When pulled over in Missouri, the officer may decide to have you do a field sobriety test if they reasonably believe you may be under the influence of alcohol. The standardized field sobriety test focuses on your physical movements which alcohol can impair. Keep in mind that you can refuse to take the test.
Alcohol.org states that police officers use the field sobriety test when they suspect someone is driving under the influence of alcohol. Oftentimes, the officer pulls you over already suspecting you are drunk. These tests are not as objective as the officers may assume that they are.
There are three things the officer tests for during the field sobriety test. They have you stand on one foot with the other off of the ground about six inches for 30 seconds. They check the movements of your eyes with the horizontal gaze nystagmus test. The walk-and-turn test focuses on your ability to maintain balance and follow directions as you walk heel-to-toe for nine steps turn then walk back.

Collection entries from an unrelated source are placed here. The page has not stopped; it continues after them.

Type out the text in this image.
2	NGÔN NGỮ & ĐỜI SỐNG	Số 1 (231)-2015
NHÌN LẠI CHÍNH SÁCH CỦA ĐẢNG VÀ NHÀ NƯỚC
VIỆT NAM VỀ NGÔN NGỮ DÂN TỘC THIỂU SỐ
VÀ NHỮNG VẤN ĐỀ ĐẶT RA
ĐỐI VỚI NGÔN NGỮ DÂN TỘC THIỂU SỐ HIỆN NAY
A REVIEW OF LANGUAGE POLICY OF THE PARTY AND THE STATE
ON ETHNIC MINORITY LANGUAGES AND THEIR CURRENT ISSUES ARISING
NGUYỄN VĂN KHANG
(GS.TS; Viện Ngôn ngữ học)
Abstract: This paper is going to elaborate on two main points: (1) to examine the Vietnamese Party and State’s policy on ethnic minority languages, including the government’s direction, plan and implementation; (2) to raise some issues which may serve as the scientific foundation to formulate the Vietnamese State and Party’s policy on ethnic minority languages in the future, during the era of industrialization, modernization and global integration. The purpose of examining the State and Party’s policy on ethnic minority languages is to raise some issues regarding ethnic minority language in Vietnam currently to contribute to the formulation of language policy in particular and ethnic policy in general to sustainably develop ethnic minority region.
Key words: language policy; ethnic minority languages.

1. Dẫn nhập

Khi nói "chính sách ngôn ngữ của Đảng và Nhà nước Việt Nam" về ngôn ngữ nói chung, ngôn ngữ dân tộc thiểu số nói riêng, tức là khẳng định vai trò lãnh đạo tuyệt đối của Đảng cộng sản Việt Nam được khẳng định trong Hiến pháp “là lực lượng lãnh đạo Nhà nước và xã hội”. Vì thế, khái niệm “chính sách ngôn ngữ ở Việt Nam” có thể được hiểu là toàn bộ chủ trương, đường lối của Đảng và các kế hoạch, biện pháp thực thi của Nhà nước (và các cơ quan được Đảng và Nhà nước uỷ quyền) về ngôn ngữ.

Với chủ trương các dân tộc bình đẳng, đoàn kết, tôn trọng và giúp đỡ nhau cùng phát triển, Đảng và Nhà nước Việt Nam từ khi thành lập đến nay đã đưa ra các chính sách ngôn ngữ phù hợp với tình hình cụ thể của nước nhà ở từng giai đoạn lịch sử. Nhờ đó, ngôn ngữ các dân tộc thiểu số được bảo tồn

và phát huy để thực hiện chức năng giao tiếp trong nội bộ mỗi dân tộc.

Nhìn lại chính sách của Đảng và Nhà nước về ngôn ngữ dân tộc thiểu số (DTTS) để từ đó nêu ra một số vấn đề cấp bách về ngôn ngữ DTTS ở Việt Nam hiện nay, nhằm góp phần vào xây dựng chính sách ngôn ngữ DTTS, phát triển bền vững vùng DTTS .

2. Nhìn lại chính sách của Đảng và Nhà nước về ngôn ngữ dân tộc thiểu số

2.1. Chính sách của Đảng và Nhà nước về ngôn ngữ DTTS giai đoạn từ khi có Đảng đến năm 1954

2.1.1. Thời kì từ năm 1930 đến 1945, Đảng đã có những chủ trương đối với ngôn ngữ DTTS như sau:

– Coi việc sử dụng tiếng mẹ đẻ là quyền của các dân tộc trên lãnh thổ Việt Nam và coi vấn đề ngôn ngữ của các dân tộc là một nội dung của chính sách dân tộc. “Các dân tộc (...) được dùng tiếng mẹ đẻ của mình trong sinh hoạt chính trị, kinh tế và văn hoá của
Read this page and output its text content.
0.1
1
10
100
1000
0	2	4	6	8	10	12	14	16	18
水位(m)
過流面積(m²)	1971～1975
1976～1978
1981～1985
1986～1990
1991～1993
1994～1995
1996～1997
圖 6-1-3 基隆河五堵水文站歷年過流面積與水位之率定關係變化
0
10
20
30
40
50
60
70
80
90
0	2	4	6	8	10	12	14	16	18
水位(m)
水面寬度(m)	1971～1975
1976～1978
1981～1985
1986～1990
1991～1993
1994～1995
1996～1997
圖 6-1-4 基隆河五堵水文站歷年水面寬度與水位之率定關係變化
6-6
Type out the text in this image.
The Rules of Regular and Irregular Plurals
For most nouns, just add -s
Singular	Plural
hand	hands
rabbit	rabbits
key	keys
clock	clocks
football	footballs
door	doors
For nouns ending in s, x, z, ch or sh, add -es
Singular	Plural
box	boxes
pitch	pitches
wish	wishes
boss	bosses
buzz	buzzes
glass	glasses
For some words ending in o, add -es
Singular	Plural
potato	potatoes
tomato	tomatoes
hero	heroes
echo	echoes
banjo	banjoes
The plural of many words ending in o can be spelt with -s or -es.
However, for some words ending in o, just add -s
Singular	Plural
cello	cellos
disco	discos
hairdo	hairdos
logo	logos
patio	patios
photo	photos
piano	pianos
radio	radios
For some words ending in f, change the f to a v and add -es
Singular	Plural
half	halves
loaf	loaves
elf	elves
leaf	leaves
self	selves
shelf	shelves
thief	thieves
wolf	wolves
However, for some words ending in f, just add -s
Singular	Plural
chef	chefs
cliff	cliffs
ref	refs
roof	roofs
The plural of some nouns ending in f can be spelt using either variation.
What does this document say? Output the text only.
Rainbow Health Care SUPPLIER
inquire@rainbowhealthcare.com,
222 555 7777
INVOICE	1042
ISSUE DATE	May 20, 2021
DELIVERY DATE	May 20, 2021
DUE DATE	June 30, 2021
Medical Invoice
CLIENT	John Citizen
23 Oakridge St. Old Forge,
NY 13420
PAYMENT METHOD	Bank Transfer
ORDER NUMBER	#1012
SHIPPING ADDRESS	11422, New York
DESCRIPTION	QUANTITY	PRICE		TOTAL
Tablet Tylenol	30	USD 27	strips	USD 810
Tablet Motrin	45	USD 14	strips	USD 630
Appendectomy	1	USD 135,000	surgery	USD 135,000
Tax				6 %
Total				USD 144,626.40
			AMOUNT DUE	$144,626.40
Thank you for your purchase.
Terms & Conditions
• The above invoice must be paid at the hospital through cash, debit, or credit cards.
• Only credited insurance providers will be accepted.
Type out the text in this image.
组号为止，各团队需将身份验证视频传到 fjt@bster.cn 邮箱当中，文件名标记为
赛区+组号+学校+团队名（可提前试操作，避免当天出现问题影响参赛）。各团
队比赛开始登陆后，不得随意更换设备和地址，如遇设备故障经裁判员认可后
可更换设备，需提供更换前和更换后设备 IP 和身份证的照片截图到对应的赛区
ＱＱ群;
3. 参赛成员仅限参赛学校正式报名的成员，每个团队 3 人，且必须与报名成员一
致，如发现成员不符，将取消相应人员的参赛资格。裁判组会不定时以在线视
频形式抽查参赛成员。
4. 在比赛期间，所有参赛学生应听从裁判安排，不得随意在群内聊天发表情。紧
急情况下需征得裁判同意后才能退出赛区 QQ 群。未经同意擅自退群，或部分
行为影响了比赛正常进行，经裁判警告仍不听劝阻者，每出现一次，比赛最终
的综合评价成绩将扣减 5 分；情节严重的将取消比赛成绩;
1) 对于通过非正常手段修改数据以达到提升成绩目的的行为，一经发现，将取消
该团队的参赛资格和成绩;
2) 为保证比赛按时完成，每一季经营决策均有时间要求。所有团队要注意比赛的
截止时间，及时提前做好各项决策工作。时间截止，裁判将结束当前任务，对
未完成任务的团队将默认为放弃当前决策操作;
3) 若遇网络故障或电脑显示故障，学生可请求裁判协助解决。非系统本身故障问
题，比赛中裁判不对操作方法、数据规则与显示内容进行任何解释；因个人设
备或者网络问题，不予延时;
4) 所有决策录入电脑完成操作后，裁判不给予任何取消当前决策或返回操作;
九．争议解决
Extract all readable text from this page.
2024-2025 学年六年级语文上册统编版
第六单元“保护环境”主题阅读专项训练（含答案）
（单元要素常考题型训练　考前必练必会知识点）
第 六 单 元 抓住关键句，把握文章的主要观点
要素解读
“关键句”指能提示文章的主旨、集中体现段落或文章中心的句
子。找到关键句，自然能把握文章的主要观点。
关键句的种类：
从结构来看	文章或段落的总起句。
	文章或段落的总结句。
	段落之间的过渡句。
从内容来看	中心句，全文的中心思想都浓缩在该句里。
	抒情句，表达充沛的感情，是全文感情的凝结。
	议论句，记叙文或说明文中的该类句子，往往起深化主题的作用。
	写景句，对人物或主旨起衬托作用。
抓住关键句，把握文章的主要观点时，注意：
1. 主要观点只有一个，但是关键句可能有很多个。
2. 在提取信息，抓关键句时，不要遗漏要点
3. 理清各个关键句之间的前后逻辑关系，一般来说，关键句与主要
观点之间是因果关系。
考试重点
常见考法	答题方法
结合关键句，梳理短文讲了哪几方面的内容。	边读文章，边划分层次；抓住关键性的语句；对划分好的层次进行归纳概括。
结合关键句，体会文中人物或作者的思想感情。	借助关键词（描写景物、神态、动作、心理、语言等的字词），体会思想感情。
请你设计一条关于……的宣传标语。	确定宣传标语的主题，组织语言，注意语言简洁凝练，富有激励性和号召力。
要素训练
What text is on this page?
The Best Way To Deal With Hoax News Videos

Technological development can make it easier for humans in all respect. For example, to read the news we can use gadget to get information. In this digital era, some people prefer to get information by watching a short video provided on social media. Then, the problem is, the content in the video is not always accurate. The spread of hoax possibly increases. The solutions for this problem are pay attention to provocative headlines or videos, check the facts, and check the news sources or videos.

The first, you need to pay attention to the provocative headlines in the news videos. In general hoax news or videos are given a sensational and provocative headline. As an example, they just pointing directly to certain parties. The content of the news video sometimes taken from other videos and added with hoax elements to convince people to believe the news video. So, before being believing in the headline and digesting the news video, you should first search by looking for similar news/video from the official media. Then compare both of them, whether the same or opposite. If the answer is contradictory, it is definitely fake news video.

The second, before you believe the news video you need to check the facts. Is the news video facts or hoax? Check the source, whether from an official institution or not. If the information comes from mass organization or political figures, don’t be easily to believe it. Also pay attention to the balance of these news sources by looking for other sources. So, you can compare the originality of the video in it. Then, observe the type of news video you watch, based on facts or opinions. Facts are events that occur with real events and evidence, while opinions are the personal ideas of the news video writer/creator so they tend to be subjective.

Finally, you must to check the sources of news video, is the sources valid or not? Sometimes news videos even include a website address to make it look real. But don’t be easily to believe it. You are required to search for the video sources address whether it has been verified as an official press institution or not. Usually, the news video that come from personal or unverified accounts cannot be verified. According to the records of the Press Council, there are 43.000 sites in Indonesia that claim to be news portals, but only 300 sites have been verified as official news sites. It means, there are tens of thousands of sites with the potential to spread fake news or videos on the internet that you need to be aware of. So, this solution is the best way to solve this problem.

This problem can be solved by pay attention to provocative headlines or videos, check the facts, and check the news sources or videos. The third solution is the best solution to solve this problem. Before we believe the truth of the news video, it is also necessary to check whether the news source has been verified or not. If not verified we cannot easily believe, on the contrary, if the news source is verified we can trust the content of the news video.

Because the test is subjective, you may decide to refuse it during the stop. The police officer may try to convince you to do the test rather than other measurements of your potential intoxication. If the officer suspects intoxicated driving, they can arrest you regardless of whether you pass the field sobriety test. Having you take the test simply provides them with probable cause.
Keep in mind that refusing to take the field sobriety test could lead the officer to believe you are hiding something. This information is intended only to educate and should not be interpreted as legal advice.